Vieles bleibt offen in diesem vielschichtigen Jugendroman, nicht nur Birdies Veranlagung und Zukunft. Auch der Ursprung des Konfliktes unter den erwachsenen Brüdern. Oder die Frage, warum Patrick die Möbel aus dem Haus der Mutter alle abgeholt und versteckt hat.

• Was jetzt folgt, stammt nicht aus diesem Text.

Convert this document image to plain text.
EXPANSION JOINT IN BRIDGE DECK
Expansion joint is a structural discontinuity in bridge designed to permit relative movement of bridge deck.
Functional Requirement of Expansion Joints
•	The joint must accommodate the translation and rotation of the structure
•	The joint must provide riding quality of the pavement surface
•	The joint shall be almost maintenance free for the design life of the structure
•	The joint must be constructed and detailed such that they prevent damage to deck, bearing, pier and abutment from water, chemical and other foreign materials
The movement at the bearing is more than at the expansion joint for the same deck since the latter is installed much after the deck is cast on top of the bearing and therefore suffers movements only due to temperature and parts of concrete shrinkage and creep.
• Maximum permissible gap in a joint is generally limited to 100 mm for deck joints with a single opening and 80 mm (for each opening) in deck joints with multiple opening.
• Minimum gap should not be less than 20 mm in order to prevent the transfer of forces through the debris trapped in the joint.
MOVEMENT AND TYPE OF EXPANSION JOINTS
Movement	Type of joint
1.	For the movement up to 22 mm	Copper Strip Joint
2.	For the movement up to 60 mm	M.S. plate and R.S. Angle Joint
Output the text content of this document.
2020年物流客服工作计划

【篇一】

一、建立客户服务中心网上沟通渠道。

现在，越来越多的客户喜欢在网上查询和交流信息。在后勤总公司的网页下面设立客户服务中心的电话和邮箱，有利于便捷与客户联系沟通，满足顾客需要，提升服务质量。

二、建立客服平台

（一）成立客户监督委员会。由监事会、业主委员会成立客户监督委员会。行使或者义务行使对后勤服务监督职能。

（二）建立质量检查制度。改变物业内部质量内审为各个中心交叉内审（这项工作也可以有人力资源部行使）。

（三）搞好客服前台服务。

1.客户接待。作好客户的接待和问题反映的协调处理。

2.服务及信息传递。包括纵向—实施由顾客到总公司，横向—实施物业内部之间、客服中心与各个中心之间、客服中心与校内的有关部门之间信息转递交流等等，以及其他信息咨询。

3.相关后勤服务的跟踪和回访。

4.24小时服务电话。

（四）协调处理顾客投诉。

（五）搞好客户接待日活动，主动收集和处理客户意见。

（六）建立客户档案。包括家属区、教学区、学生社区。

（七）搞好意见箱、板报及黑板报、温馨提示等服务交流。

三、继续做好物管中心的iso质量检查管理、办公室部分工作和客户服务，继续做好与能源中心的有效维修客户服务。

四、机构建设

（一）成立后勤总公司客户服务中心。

Und vor allem: ob die abenteuerlustige, kreative Mutter vielleicht eine manisch-depressive Persönlichkeit und ihr Unfalltod ein Suizid war. Niemanden trifft ein (Vor)-Urteil, Birdie und auch die schwierigen Onkel oder die Mutter nicht. Alle dürfen schließlich bleiben, wie sie sind, wenn sie nur versuchen, sich gegenseitig zu verstehen und zu unterstützen.

Kein schnelles Happy End

„Birdie und ich“ bietet kein schnelles Happy End, macht aber Mut und Hoffnung. Auch Jacks Erzählung macht froh, trotz der schwierigen Themen. Denn das empathische Mädchen bzw. die Autorin beobachtet so genau und eindringlich, erzählt so klar wie wortgewandt, dass man kaum glauben kann, es mit einem Debüt zu tun zu haben. Das allerdings hängt auch mit Birgitt Kollmanns großer Übersetzungs-Erfahrung zusammen und mit ihrer gewohnt umsichtigen, leichtfüßigen, poetisch wie psychologisch differenzierten Übertragung.